El equipaje de César fue cargado en un caballo. Luego Julián comenzó a preparar el otro caballo que debía utilizar el joven. Éste, entretanto, fue a despedirse de su padre. Le halló en el salón, hundido en una butaca, con un cigarro entre los dedos.

—Me marcho a Capistrano —dijo.

—Adiós. Que tengas un buen viaje —deseó con fría voz el anciano.

—Gracias, papá. No te inquietes si tardo un poco. Si vuelve Leonor, cuéntale que he ido a comprar esas tierras.

—Está bien.

—Quería decirte que Luis Martos se unió a la gente de Artigas.

—No me extraña en él.

—Es muy impetuoso.

—Sí, tiene ese defecto —replicó, mordazmente, el viejo.

—No he dicho que sea un defecto, papá. En él me parece lógico.

—Mucho honor para Martos. Si no tienes nada más que decirme…

—No, nada más. Espero que mi ausencia te siente bien.

—Puedes ahorrarte tus impertinencias. Adiós.

—Adiós.

Cuando cruzaba la casa en dirección a la cuadra, César pensó que tal vez llevaba demasiado lejos su aparente escepticismo. ¿Le beneficiaba el que su padre tuviera tan mala opinión de él? Sin embargo no podía hacer otra cosa. No podía contarle la verdad a su padre, porque en éste aquella verdad sólo redundaría en perjuicios. No comprendería que El Coyote en vez de ayudar a Artigas estuviera dispuesto a perseguirle implacablemente.
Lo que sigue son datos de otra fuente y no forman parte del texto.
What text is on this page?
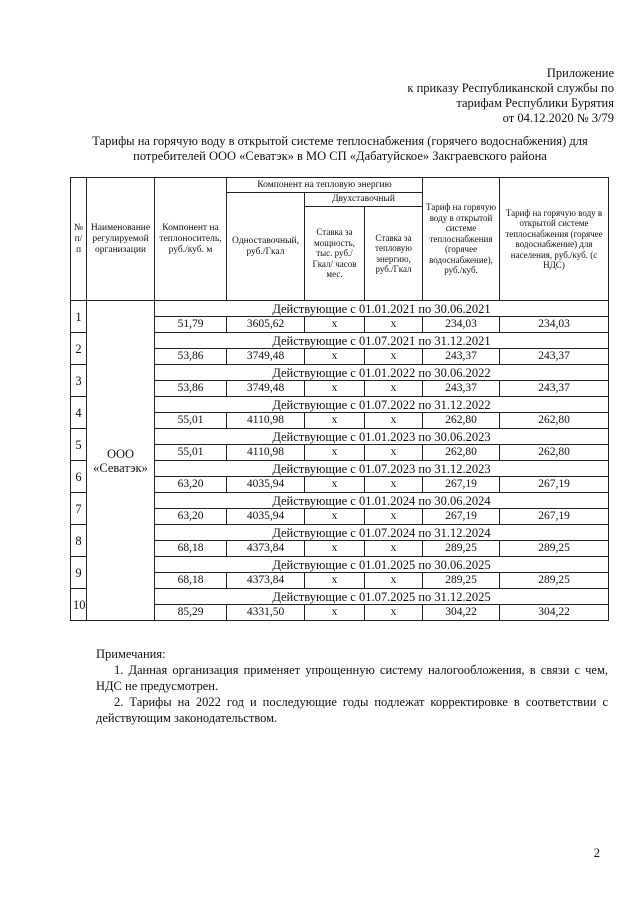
Приложение
к приказу Республиканской службы по
тарифам Республики Бурятия
от 04.12.2020 № 3/79
Тарифы на горячую воду в открытой системе теплоснабжения (горячего водоснабжения) для
потребителей ООО «Севатэк» в МО СП «Дабатуйское» Закграевского района
№ п/п	Наименование регулируемой организации	Компонент на теплоноситель, руб./куб. м	Компонент на тепловую энергию			Тариф на горячую воду в открытой системе теплоснабжения (горячее водоснабжение), руб./куб.	Тариф на горячую воду в открытой системе теплоснабжения (горячее водоснабжение) для населения, руб./куб. (с НДС)
			Одноставочный, руб./Гкал	Двухставочный			
				Ставка за мощность, тыс. руб./Гкал/ часов мес.	Ставка за тепловую энергию, руб./Гкал		
1	ООО «Севатэк»	Действующие с 01.01.2021 по 30.06.2021					
		51,79	3605,62	x	x	234,03	234,03
2		Действующие с 01.07.2021 по 31.12.2021					
		53,86	3749,48	x	x	243,37	243,37
3		Действующие с 01.01.2022 по 30.06.2022					
		53,86	3749,48	x	x	243,37	243,37
4		Действующие с 01.07.2022 по 31.12.2022					
		55,01	4110,98	x	x	262,80	262,80
5		Действующие с 01.01.2023 по 30.06.2023					
		55,01	4110,98	x	x	262,80	262,80
6		Действующие с 01.07.2023 по 31.12.2023					
		63,20	4035,94	x	x	267,19	267,19
7		Действующие с 01.01.2024 по 30.06.2024					
		63,20	4035,94	x	x	267,19	267,19
8		Действующие с 01.07.2024 по 31.12.2024					
		68,18	4373,84	x	x	289,25	289,25
9		Действующие с 01.01.2025 по 30.06.2025					
		68,18	4373,84	x	x	289,25	289,25
10		Действующие с 01.07.2025 по 31.12.2025					
		85,29	4331,50	x	x	304,22	304,22

Примечания:

1. Данная организация применяет упрощенную систему налогообложения, в связи с чем, НДС не предусмотрен.

2. Тарифы на 2022 год и последующие годы подлежат корректировке в соответствии с действующим законодательством.

2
Y como no era hombre que atendiese a razones, a los pocos días sentiríase tan en contra del Coyote como lo estaba de su hijo.
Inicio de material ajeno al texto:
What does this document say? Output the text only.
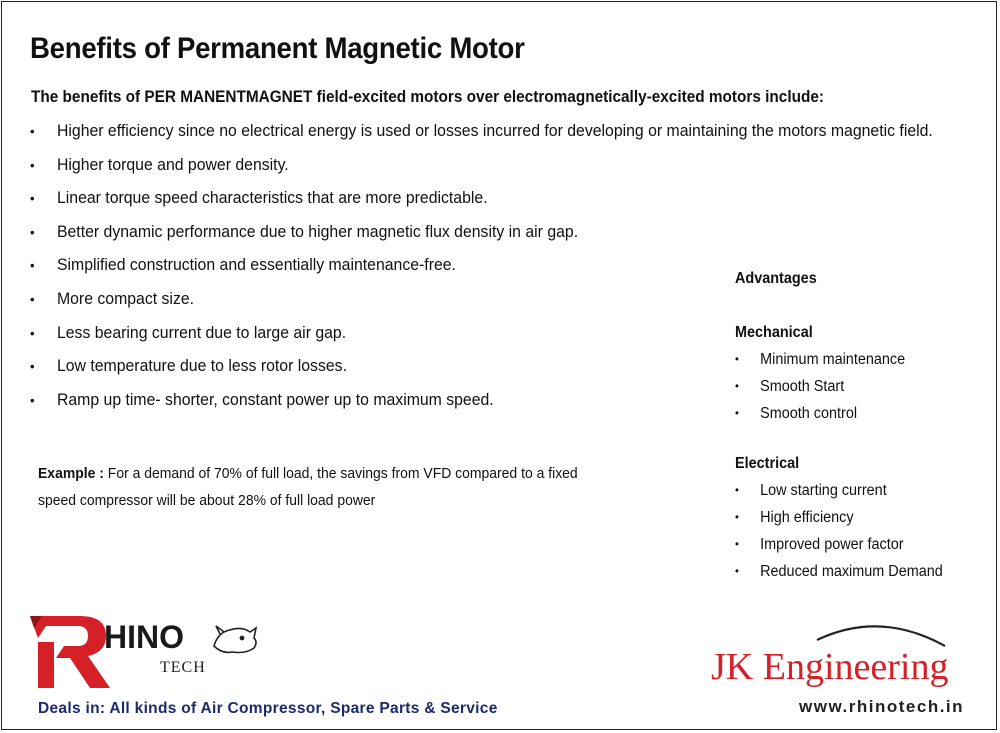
Benefits of Permanent Magnetic Motor

The benefits of PER MANENTMAGNET field-excited motors over electromagnetically-excited motors include:

• Higher efficiency since no electrical energy is used or losses incurred for developing or maintaining the motors magnetic field.
• Higher torque and power density.
• Linear torque speed characteristics that are more predictable.
• Better dynamic performance due to higher magnetic flux density in air gap.
• Simplified construction and essentially maintenance-free.
• More compact size.
• Less bearing current due to large air gap.
• Low temperature due to less rotor losses.
• Ramp up time- shorter, constant power up to maximum speed.

Example : For a demand of 70% of full load, the savings from VFD compared to a fixed speed compressor will be about 28% of full load power

Advantages
Mechanical
• Minimum maintenance
• Smooth Start
• Smooth control
Electrical
• Low starting current
• High efficiency
• Improved power factor
• Reduced maximum Demand
HINO
TECH	JK Engineering

Deals in: All kinds of Air Compressor, Spare Parts & Service	www.rhinotech.in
—¿Lo arreglaste todo? —preguntó a Julián, cuando llegó a la cuadra.

—Aquí están los dos caballos. ¿No se extrañarán de que viaje sin ningún criado?

—Procuraré no cruzarme con nadie.

—¿No sería mejor que le acompañase yo?

—Tú no estás para estas aventuras, Julián. Además eres muy conocido y si te viesen con El Coyote en seguida adivinarían mi identidad. Por otra parte me interesa mucho que te quedes aquí. Yo andaré por estas tierras y muchas noches vendré a pasarlas en la bodega. Y más que las noches pasaré los días. Arregla una cama abajo y dispón víveres abundantes. Y no digas nada a nadie de lo que sabes. Me refiero a lo de Artigas. Para todo el mundo debe seguir siendo un héroe. Incluso para tu hija. Seguid la corriente popular. Si se alaba a Artigas, alabadle vosotros. Y, sobre todo, alábalo delante de mi padre; pero sin dejar de comunicarle todo lo malo que haga.

—¿Qué va a hacer de malo?

—Ya lo verás. Mi padre es amigo de llevar la contraria y enemigo de que se la lleven a él. Yo no sé lo que hará en realidad Artigas; pero imagino lo que piensa hacer y sé lo que puede realizar. Si asalta un rancho y roba caballos para su gente, cometerá un robo. Si tú le dices a mi padre que Artigas ha robado unos caballos, él te replicará que se ha incautado de ellos para la causa. En cambio, si le dices lo de la incautación, al no recibir una explicación contraria a sus ideas, podrá meditar serenamente y, poco a poco, verá la verdad. Aunque a veces lo disimule, tiene buen juicio y sabe razonar; pero generalmente le ciega la pasión y, sobre todo, su gran corazón. Éste le juega las peores pasadas.

Julián prometió cumplir las instrucciones del hijo de don César de Echagüe y el joven, que vestía traje típico del país, montó a caballo y sin ninguna prisa, porque no la tenía por alejarse de aquellos lugares, partió hacia la carretera, con tan mala oportunidad que en el momento en que él cruzaba la puerta exterior del rancho pasaba ante ella el teniente George Crisp, seguido por veinticinco soldados de caballería.